Researchers Seek Your Sourdough Starter to Aid in Gut Health Study

Researchers Seek Your Sourdough Starter to Aid in Gut Health Study

Sourdough is perhaps thousands of years old at present—scientists begin to get insight into it now.


Sourdough bread has been baked by bakers for several thousand years. Yet, it seems that mother culture herself has been yearning for this nostalgically, delightfully fuzzy consort of bread for the last two years. Rediscovering this bread promises many more benefits for science.


Christophe Courtin, in an interview with JSTOR Daily, stated that research is being done on microorganisms responsible for the flavor of traditional fermented foods in the HealthFerM project. In the study are being involved European partners from across the continent: Austria, Belgium, Denmark, Finland, France, Germany, Italy, the Netherlands, Romania, Sweden, and Switzerland—hailing "an army of home bakers" joining the research.


As an aim, collect samples and microorganisms data, attempting to develop new plant-based fermented foods for human health and planetary well-being via an invitation for citizens across the entire continent to contribute their sourdough starters—that all-important concoction of flour and water that serves as the fermented base used to help the dough to rise.


The good news is that they are starting most beautifully, having had over 800 samples already collected.

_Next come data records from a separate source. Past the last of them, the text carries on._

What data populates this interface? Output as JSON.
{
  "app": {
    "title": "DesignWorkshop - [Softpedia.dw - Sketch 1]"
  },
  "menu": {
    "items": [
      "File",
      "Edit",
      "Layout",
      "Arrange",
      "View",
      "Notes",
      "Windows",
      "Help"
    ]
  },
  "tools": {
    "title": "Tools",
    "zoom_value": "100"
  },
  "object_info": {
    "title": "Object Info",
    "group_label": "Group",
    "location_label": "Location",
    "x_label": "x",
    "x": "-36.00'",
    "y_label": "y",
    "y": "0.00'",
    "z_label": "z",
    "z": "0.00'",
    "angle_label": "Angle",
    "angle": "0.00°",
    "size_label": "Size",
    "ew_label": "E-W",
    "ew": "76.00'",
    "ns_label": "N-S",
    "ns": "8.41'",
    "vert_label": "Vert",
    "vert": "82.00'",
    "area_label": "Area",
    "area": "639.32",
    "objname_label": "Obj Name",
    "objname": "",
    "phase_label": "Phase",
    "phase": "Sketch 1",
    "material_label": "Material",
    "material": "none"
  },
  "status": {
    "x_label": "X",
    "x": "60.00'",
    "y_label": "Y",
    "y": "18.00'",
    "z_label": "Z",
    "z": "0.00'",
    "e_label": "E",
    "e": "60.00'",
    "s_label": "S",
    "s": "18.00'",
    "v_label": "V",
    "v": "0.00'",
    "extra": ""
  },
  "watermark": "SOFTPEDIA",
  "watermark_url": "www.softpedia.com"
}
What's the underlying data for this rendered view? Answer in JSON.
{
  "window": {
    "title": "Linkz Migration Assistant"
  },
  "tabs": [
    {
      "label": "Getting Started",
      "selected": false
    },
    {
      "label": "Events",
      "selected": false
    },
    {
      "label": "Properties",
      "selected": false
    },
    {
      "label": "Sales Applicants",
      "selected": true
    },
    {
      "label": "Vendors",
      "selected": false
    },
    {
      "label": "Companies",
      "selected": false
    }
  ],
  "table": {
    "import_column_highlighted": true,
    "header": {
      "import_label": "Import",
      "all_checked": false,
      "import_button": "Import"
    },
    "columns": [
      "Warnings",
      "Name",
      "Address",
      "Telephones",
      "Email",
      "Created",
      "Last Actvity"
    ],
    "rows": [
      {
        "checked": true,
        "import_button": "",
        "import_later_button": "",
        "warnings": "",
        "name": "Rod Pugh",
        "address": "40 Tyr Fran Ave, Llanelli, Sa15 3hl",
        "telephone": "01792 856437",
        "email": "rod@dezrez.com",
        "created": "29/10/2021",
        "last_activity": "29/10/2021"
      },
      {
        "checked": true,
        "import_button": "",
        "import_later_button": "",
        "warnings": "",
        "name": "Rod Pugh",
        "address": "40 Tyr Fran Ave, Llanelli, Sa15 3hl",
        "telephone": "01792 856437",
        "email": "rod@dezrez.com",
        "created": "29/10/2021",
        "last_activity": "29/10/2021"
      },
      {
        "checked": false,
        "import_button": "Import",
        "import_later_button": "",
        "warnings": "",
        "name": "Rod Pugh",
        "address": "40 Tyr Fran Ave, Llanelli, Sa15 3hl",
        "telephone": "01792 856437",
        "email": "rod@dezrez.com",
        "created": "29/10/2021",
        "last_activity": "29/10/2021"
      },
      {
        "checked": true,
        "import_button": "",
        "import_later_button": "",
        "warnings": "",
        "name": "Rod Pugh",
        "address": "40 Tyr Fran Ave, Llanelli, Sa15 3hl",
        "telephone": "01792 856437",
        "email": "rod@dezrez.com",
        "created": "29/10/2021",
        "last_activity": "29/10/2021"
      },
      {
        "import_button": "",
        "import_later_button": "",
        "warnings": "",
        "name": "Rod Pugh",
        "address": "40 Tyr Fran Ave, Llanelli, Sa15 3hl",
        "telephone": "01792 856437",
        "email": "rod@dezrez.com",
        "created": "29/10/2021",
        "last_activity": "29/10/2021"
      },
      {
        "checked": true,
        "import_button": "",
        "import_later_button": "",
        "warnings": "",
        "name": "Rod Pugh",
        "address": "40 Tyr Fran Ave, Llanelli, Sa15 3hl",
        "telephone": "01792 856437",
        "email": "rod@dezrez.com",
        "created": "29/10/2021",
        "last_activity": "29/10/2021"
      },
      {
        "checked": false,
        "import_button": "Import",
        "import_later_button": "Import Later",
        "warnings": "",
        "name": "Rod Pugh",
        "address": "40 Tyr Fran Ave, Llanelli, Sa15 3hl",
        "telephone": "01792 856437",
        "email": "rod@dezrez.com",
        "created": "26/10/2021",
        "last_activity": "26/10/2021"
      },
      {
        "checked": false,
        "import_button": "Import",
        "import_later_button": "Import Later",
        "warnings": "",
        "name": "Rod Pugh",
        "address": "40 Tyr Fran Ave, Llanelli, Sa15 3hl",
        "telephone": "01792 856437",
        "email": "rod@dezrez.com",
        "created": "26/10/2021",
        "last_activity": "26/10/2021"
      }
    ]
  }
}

Indeed, this work is very important and has been recognized. For a long time, fermented foods have been known to enhance absorption of certain vitamins and minerals "from food." Some studies report that fermented foods help with sleep; others claim that such foods may prevent depression. More, JSTOR finds a lack of overarching data in that regard, which puts a greater significance on this research—and the volunteers who engage in it.


"We do know those fatty acids, when produced in our colon, are good for us," Prof. Courtin adds, "but we don't know that they are almost as beneficial when produced in food."


They will not stop there, though. A similar sort of research will, according to its website, analyze the human microbiome and what these products do for it. For this reason, they would add five studies of human interventions, including hypothesis-driven and exploratory approaches, thus continuing to enlarge the knowledge of their effect on human health.


In the course of that will be the intervention whereby people consume either a mix of fermented foods or just one of these fermented foods, and blood and stool samples are taken for analyses as for possible effects. Surely, if those researchers went advertising for subjects to eat fried shortbread and pickles, they'd probably get quite a few Food and Wine writers and editors volunteering as tribute.